Al llegar a la puerta de la sala, el hombre se detuvo y miró a Brunetti desde su superior estatura:
– Sería terrible si yo pillara eso, ¿comprende? -dijo-. Sería terrible para la familia. -Asintió en muda confirmación de sus palabras y se hizo a un lado dejando paso a Brunetti. A su espalda, Carraro cerró violentamente la puerta del armario de las medicinas, pero el mobiliario que se fabrica para el gobierno es robusto y no se rompió el cristal.

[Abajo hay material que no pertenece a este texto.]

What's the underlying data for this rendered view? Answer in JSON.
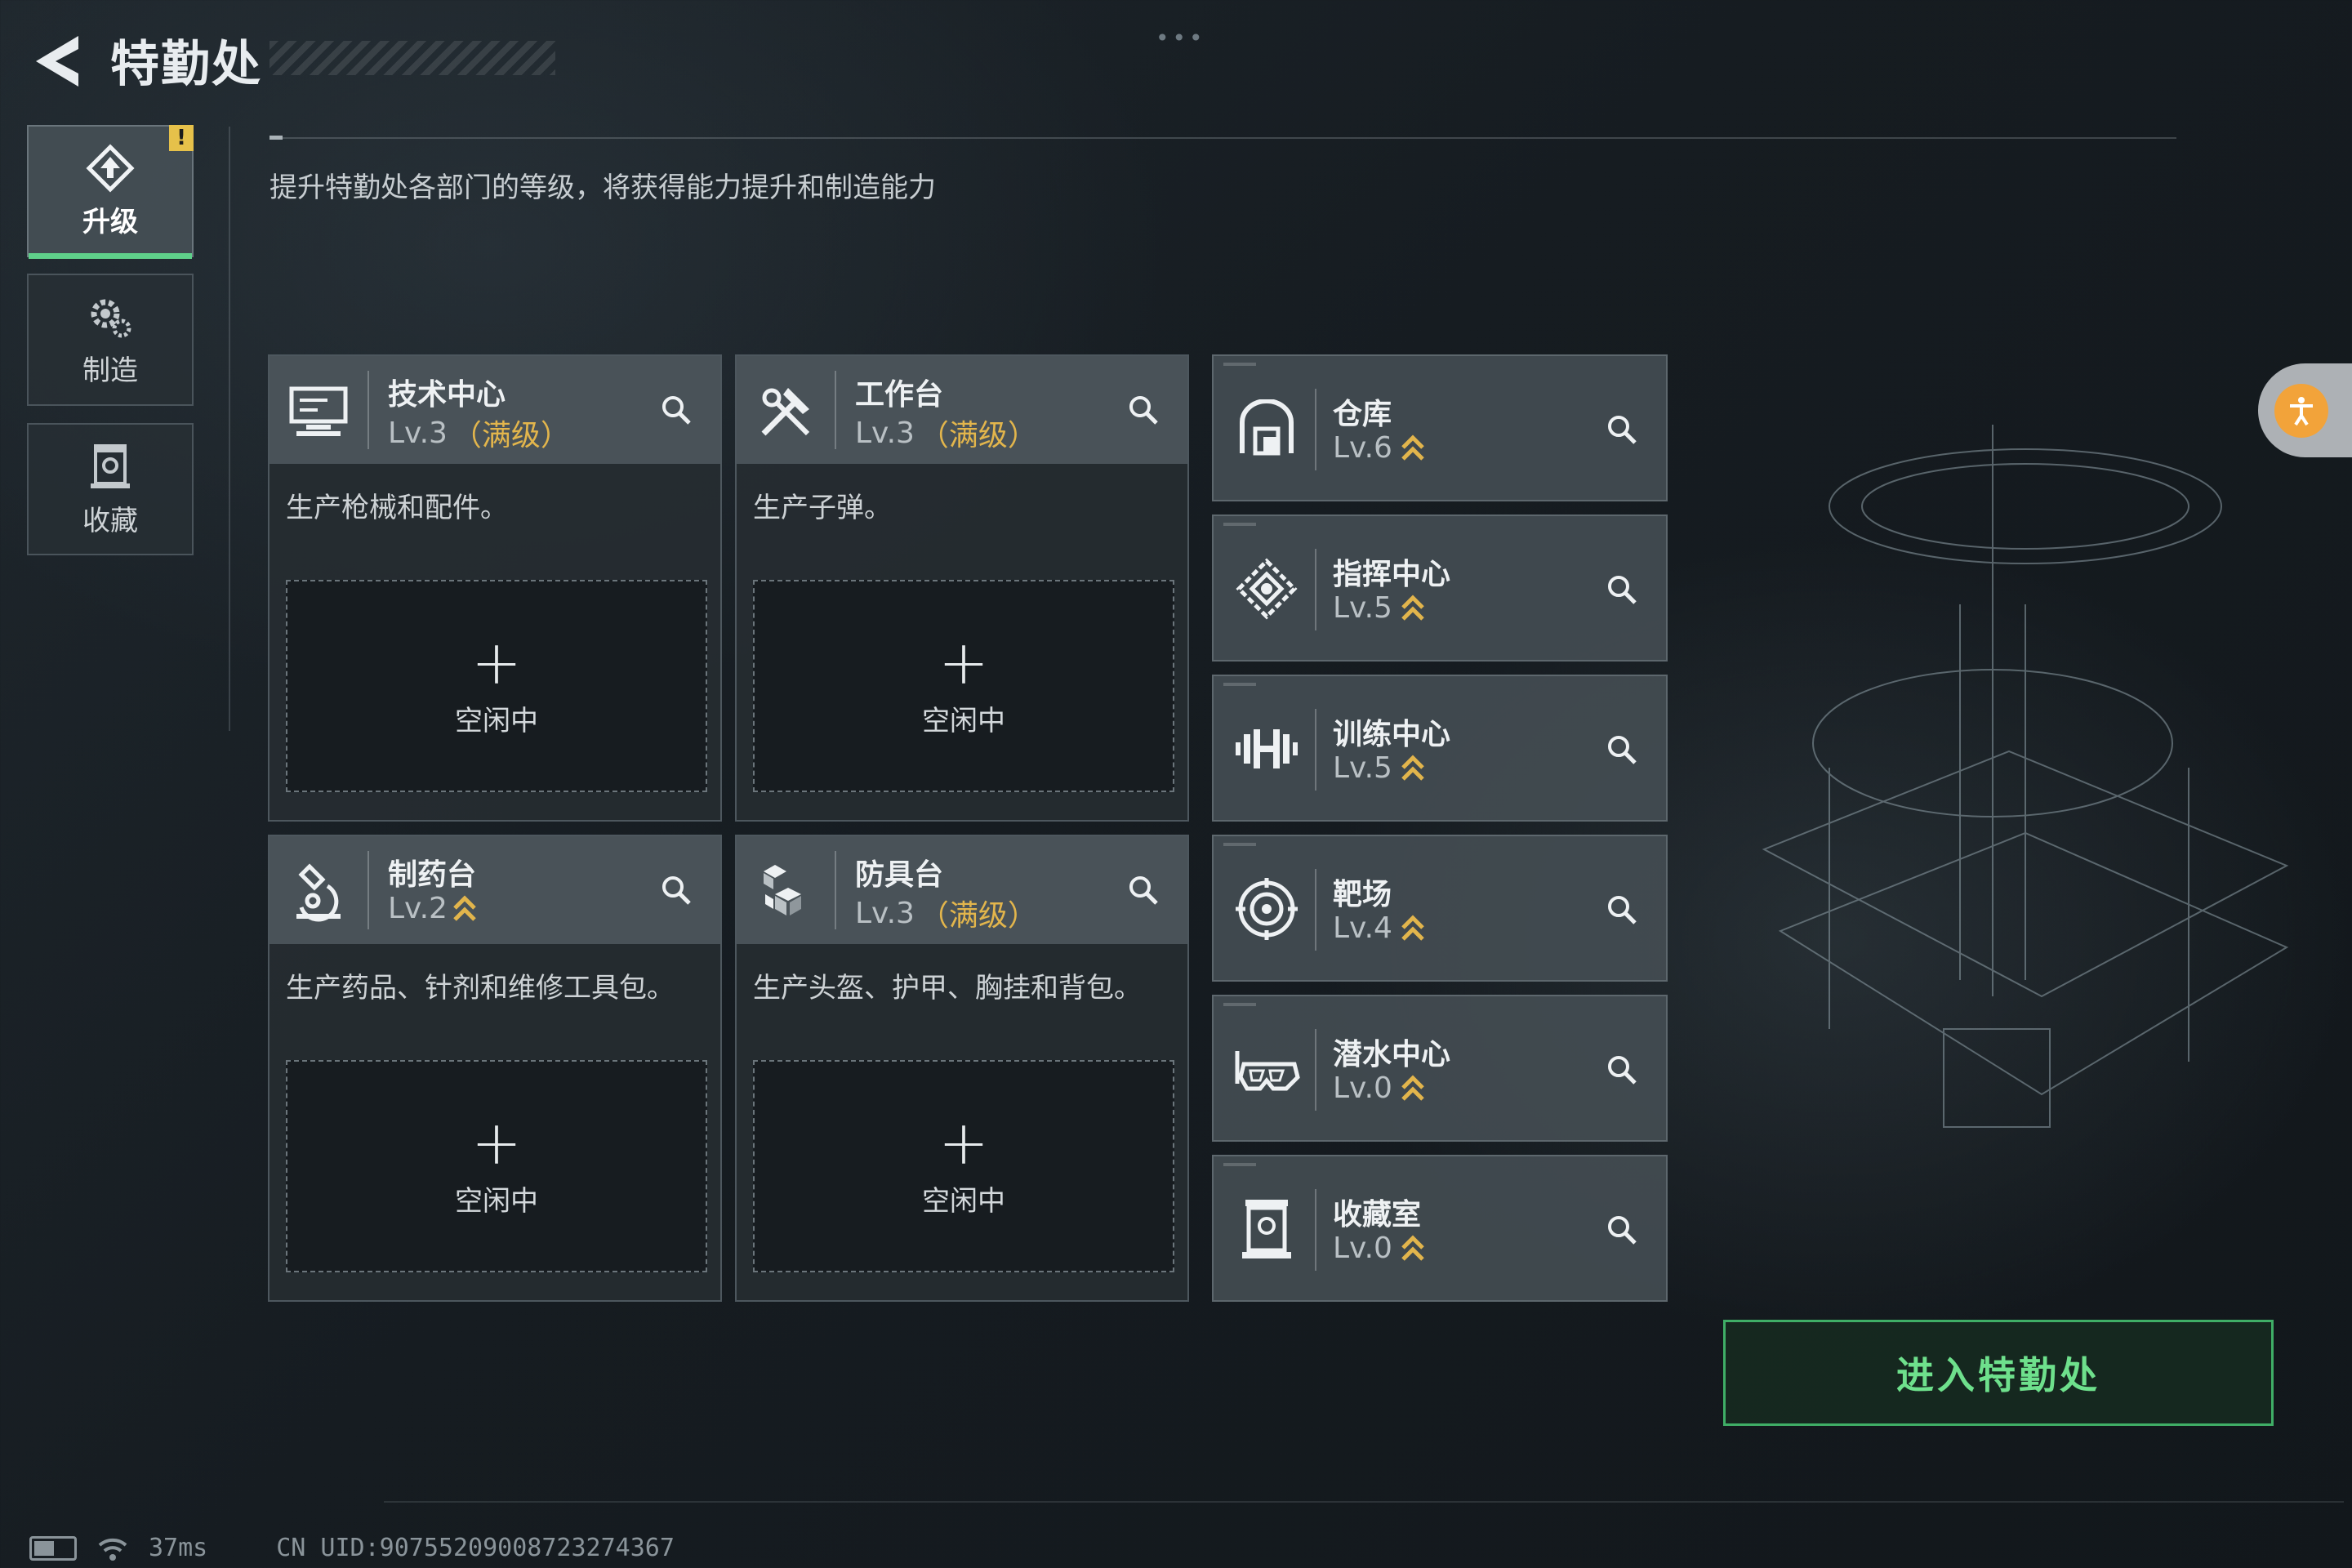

En el corredor principal estaban los dos agentes uniformados que Brunetti había pedido y en el embarcadero esperaba la lancha de la policía, con el taciturno Bonsuan al timón. Salieron por la puerta lateral y recorrieron los pocos metros que la separaban de la lancha amarrada. El hombre llevaba la cabeza inclinada y los hombros encogidos en la actitud que había adoptado al ver los uniformes.
Caminaba pesadamente con paso desigual, desprovisto de toda fluidez de movimiento, como si hubiera interferencias en la línea que conectaba el cerebro a los pies. Cuando estuvo en la lancha, con un agente a cada lado, el hombre se volvió hacia Brunetti y preguntó:
– ¿Puedo sentarme abajo, signore?
Brunetti señaló los cuatro peldaños que arrancaban de la cubierta y el hombre los bajó y se sentó en una de las banquetas tapizadas que discurrían a uno y otro lado de la cabina. Puso las manos entre las rodillas y se quedó cabizbajo, mirando al suelo.
Cuando llegaron al muelle de la questura, los agentes saltaron a tierra y amarraron la lancha, y Brunetti gritó desde lo alto de la escalera.